Diante do consulado desse país em São Paulo, ergueram cartazes de protesto que
horrorizaram parte da comunidade judaica.
Estes jovens, em roda de conversa com Opera Mundi, relataram
sua trajetória de contestação ao sionismo e a reação que sua atitude provoca
entre familiares. Discutiram também o que é ser judeu no século 21,
problematizando a proposta de dois Estados para dois povos e repensando a
própria existência de um lar nacional judaico encarnado por Israel.
“Queremos deixar claro, em nossa condição judaica, que não
compactuamos com a opressão ao povo palestino e o massacre de civis em Gaza”,
afirma Yuri Haasz. “Israel não atua em autodefesa, mas com a intenção de
ocupação territorial, para inviabilizar a criação de dois Estados.”
“Eu queria entender a raiva dos palestinos”
Yuri é o mais velho integrante deste recém criado grupo de
jovens que romperam com o sionismo. Nasceu
na cidade israelense de Haifa, em 1971. Seus pais, filhos de judeus imigrantes
que escolheram viver no Brasil, tinham retornado a Israel em 1967, a bordo de
um navio, porque acreditavam ter o dever de defender o país na guerra então
travada contra nações árabes. Quando chegaram, o conflito já tinha acabado,
após seis dias. Mas permaneceram até 1985, quando retornaram ao Brasil.
Quando estava em idade de serviço militar, Yuri repetiu o
movimento dos pais. Voltou a Israel por uma temporada e decidiu se alistar na
Força Aérea. Era a época da primeira Intifada, irrompida em 1987 e que se
estenderia até 1993. Tinha muitos pesadelos e, aos poucos, começou a se sentir
atormentado pela escolha que fizera, e decidiu retornar ao Brasil.

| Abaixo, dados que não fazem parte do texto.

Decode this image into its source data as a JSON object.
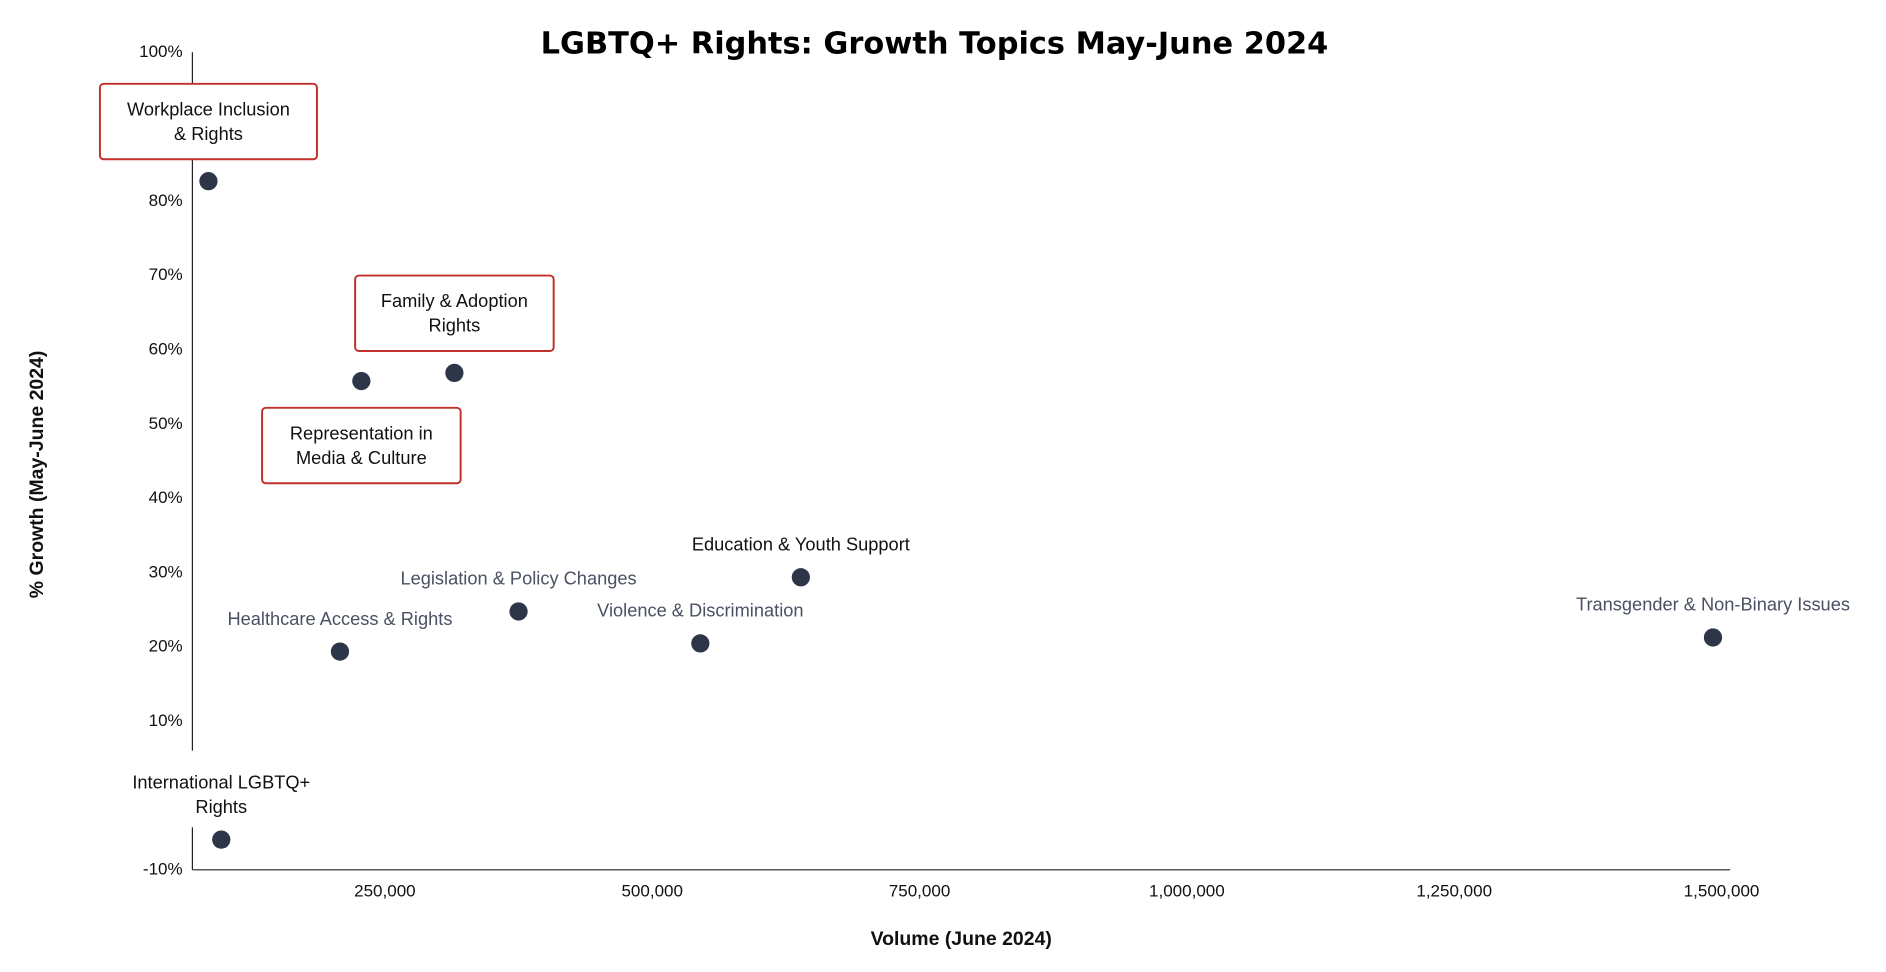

A tensão árabe-israelense, porém, se já não o animava a
pegar em armas, continuava a ser de seu interesse como estudo, para entender
sua lógica. “Li muito dos novos historiadores israelenses, autores da
sociologia crítica e acadêmicos pós-sionistas”, relata. “Eu queria entender a
raiva dos palestinos. Fui encontrar essas explicações em escritores como Avi
Shlaim, Ilan Pappe, Benny Morris e Tom Segev, que descreviam a criação do
Estado de Israel de forma antagônica à narrativa nacionalista convencional,
mostrando a expulsão dos árabes de suas terras e o processo de limpeza étnica
inerente à construção do Estado judaico.”
Yuri fez mestrado em Relações Internacionais, decidido a
estudar resoluções de conflito. Foi parar em Tóquio, já casado com Sandra
Caselato, uma brasileira goy (uma não-judia, em hebraico). A bolsa incluía uma
pesquisa de campo para passar seis meses em Jerusalém e nos territórios
palestinos ocupados na Cisjordânia.
“Foquei minha pesquisa
nos principais ativistas israelenses em ONGs de direitos humanos que
lutam por justiça social e histórica para os palestinos, e são altamente
críticas das políticas israelenses e como lidavam com sua educação sionista
padrão”, explica. “Alguns vinham de famílias religiosas ortodoxas, outros de
colônias nos territórios palestinos, e outros de famílias da esquerda sionista,
e quase todos tinham experiência militar. Viram absurdos que ocorriam nos
territórios palestinos, praticados pelas forças de segurança ou colonos
israelenses, e se sentiam em um conflito profundo entre tudo o que sua educação
os levou a acreditar, e a realidade em que se encontravam. Alguns entrevistados
confessaram tentativas de suicídio em meio à profunda confusão e depressão. Uma
situação dramática, na qual se perde a identidade que você sempre acreditou que
deveria ter.”
“O problema de fundo é o sistema erguido pelo sionismo”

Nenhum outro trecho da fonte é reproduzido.